Reflexión
inspirada en el evangelio según san Juan 15, 9-17
Permanezcan en mi amor.
No se trata de una frase más. Este
mandato, cargado de misterio y de promesa, es la clave del cristianismo: «Como
el Padre me ha amado, así los he amado yo: permanezcan en mi amor». Estamos
tocando aquí el corazón mismo de la fe cristiana, el criterio último para
discernir su verdad.
Únicamente «permaneciendo en el amor»,
podemos caminar en la verdadera dirección. Olvidar este amor es perderse,
entrar por caminos no cristianos, deformarlo todo, desvirtuar el cristianismo
desde su raíz.
Y sin embargo, no siempre hemos
permanecido en este amor.
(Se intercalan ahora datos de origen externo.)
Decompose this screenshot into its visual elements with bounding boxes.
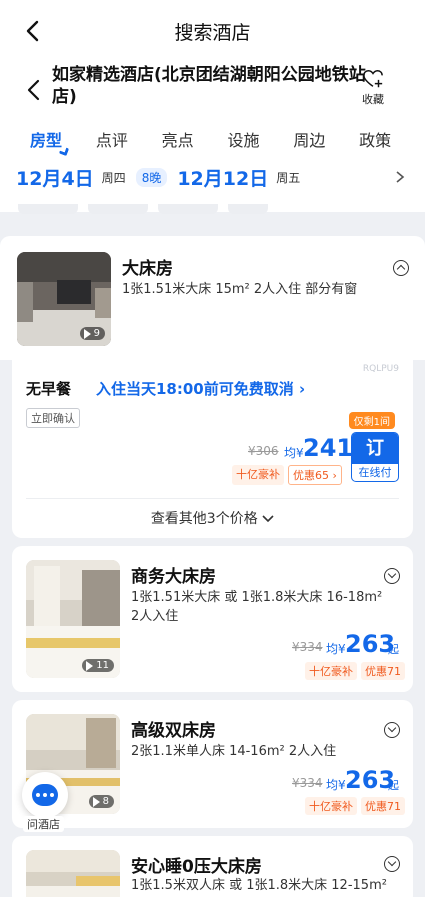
instant-confirm-badge: 立即确认 [26,408,80,428]
original-price: ¥306 [248,444,279,458]
rooms-left-badge: 仅剩1间 [348,412,395,429]
date-selector[interactable]: 12月4日 周四 8晚 12月12日 周五 [0,160,425,194]
video-badge: 9 [79,327,105,340]
book-button[interactable]: 订 在线付 [351,432,399,482]
room-photo[interactable] [26,850,120,897]
chat-bubble-icon [32,784,58,806]
filter-chip-shadow [18,204,78,214]
room-name: 大床房 [122,259,173,279]
video-count: 8 [102,796,109,807]
filter-chip-shadow [88,204,148,214]
room-card[interactable]: 8 高级双床房 2张1.1米单人床 14-16m² 2人入住 ¥334 均¥ 2… [12,700,413,828]
tab-label: 房型 [30,131,63,150]
heart-plus-icon [363,70,383,88]
ask-hotel-label: 问酒店 [23,816,64,832]
expand-icon[interactable] [384,856,400,872]
video-badge: 11 [82,659,114,672]
video-count: 9 [93,328,100,339]
price-from-label: 起 [388,643,399,656]
book-label: 订 [352,433,398,464]
tab-policy[interactable]: 政策 [359,127,425,151]
play-icon [92,796,100,807]
collapse-icon[interactable] [393,260,409,276]
avg-price-label: 均¥ [326,778,346,792]
original-price: ¥334 [292,776,323,790]
original-price: ¥334 [292,640,323,654]
tab-nearby[interactable]: 周边 [293,127,359,151]
subsidy-tag: 十亿豪补 [305,797,357,815]
hotel-name: 如家精选酒店(北京团结湖朝阳公园地铁站店) [52,65,366,107]
filter-chip-shadow [158,204,218,214]
favorite-button[interactable]: 收藏 [357,68,389,107]
rate-plan-card: RQLPU9 无早餐 入住当天18:00前可免费取消 › 立即确认 仅剩1间 ¥… [12,360,413,538]
subsidy-tag: 十亿豪补 [305,662,357,680]
room-desc: 1张1.5米双人床 或 1张1.8米大床 12-15m² [131,878,387,893]
tab-reviews[interactable]: 点评 [96,127,162,151]
ask-hotel-button[interactable] [22,772,68,818]
checkin-date: 12月4日 [16,167,94,190]
top-navbar: 搜索酒店 [0,0,425,62]
page-title: 搜索酒店 [174,21,251,44]
chevron-right-icon [396,171,405,183]
pay-online-label: 在线付 [358,466,392,479]
tab-room-type[interactable]: 房型 [30,127,96,157]
tab-highlights[interactable]: 亮点 [162,127,228,151]
more-prices-label: 查看其他3个价格 [150,511,258,527]
room-name: 商务大床房 [131,567,216,587]
divider [26,498,399,499]
checkout-weekday: 周五 [276,170,301,185]
chevron-down-icon [262,515,274,523]
checkout-date: 12月12日 [177,167,269,190]
room-name: 安心睡0压大床房 [131,857,262,877]
room-card[interactable]: 安心睡0压大床房 1张1.5米双人床 或 1张1.8米大床 12-15m² [12,836,413,897]
room-card[interactable]: 11 商务大床房 1张1.51米大床 或 1张1.8米大床 16-18m² 2人… [12,546,413,692]
avg-price-label: 均¥ [326,642,346,656]
checkin-weekday: 周四 [101,170,126,185]
room-desc: 2张1.1米单人床 14-16m² 2人入住 [131,744,337,759]
promo-tags: 十亿豪补 优惠65 › [232,465,342,485]
room-photo[interactable]: 11 [26,560,120,678]
expand-icon[interactable] [384,568,400,584]
hotel-name-row: 如家精选酒店(北京团结湖朝阳公园地铁站店) 收藏 [0,62,425,118]
tab-facilities[interactable]: 设施 [227,127,293,151]
watermark: RQLPU9 [362,364,399,374]
active-tab-indicator [58,145,70,157]
cancel-policy-link[interactable]: 入住当天18:00前可免费取消 › [96,378,305,399]
more-prices-link[interactable]: 查看其他3个价格 [12,508,413,528]
avg-price-label: 均¥ [284,446,304,460]
meal-label: 无早餐 [26,380,72,398]
promo-tags: 十亿豪补 优惠71 [305,662,405,680]
price-value: 241 [303,434,354,462]
section-tabs: 房型 点评 亮点 设施 周边 政策 [0,118,425,160]
video-badge: 8 [88,795,114,808]
price-from-label: 起 [388,779,399,792]
room-photo[interactable]: 9 [17,252,111,346]
back-arrow-icon[interactable] [20,18,46,44]
header-area: 搜索酒店 如家精选酒店(北京团结湖朝阳公园地铁站店) 收藏 房型 点评 亮点 设… [0,0,425,212]
nights-badge: 8晚 [135,167,168,187]
expand-icon[interactable] [384,722,400,738]
chevron-left-icon[interactable] [24,78,44,102]
discount-tag: 优惠71 [361,662,405,680]
room-desc: 1张1.51米大床 15m² 2人入住 部分有窗 [122,282,358,297]
room-desc: 1张1.51米大床 或 1张1.8米大床 16-18m² 2人入住 [131,590,383,624]
filter-chip-shadow [228,204,268,214]
room-card-expanded[interactable]: 9 大床房 1张1.51米大床 15m² 2人入住 部分有窗 [0,236,425,360]
favorite-label: 收藏 [362,93,384,106]
play-icon [86,660,94,671]
play-icon [83,328,91,339]
promo-tags: 十亿豪补 优惠71 [305,797,405,815]
discount-tag[interactable]: 优惠65 › [288,465,342,485]
room-name: 高级双床房 [131,721,216,741]
video-count: 11 [96,660,109,671]
discount-tag: 优惠71 [361,797,405,815]
subsidy-tag: 十亿豪补 [232,465,284,485]
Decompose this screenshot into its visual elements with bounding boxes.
En la vida de bastantes cristianos ha habido y hay
todavía demasiado temor, demasiada falta de alegría y espontaneidad filial con
Dios. La teología y la predicación que ha alimentado a esos cristianos ha
olvidado demasiado el amor de Dios, ahogando así aquella alegría inicial, viva
y contagiosa que tuvo el cristianismo.
Aquello que un día fue Buena Noticia
(eu-angellion) porque anunciaba a las gentes «el amor increíble» de Dios, se ha
convertido para bastantes en la mala noticia (dis-angellion) de un Dios amenazador
que es rechazado casi instintivamente porque no deja ser, no deja vivir.
Sin embargo, la fe cristiana sólo puede
ser vivida sin traicionar su esencia como experiencia positiva, confiada y
gozosa. Por eso, en un momento en que muchos abandonan un determinado
«cristianismo» (el único que conocen), la Iglesia ha de preguntarse si en la
gestación de este abandono y junto a otros factores nada legítimos, no se
esconde una reacción colectiva contra un estado de cosas que se intuye poco
fiel al evangelio.
La aceptación de Dios o su rechazo se
juegan, en gran parte, en el modo cómo le sintamos a Dios de cara a nosotros.
Si le percibimos sólo como vigilante implacable de nuestra conducta, haremos
cualquier cosa para rehuirlo. Si lo experimentamos como padre que impulsa
nuestra vida, lo buscaremos con gozo. Por eso, uno de los servicios más grandes
que la Iglesia puede hacer al hombre de hoy es ayudarle a pasar del miedo al
amor de Dios.
Sin duda, hay un temor a Dios que es
sano y fecundo. La escritura lo considera «el comienzo de la sabiduría». Es el
temor a malograr nuestra vida encerrándonos en la propia mediocridad. Un temor
que despierta al hombre de la superficialidad, y le hace volver hacia Dios.
Pero hay un miedo a Dios que es malo. No acerca a Dios. Al contrario, aleja
cada vez más de él. Es un miedo que deforma el verdadero ser de Dios haciéndolo
inhumano. Un miedo destructivo, sin fundamento real, que ahoga la vida y el
crecimiento sano de la persona.
Para muchos, éste puede ser el cambio
decisivo. Pasar del miedo a Dios que no engendra sino angustia y rechazo más o
menos disimulado, a una confianza en él, que hace brotar en nosotros esa
alegría prometida por Jesús: «Les he dicho esto para que mi alegría esté en ustedes
y esa alegría llegue a la plenitud».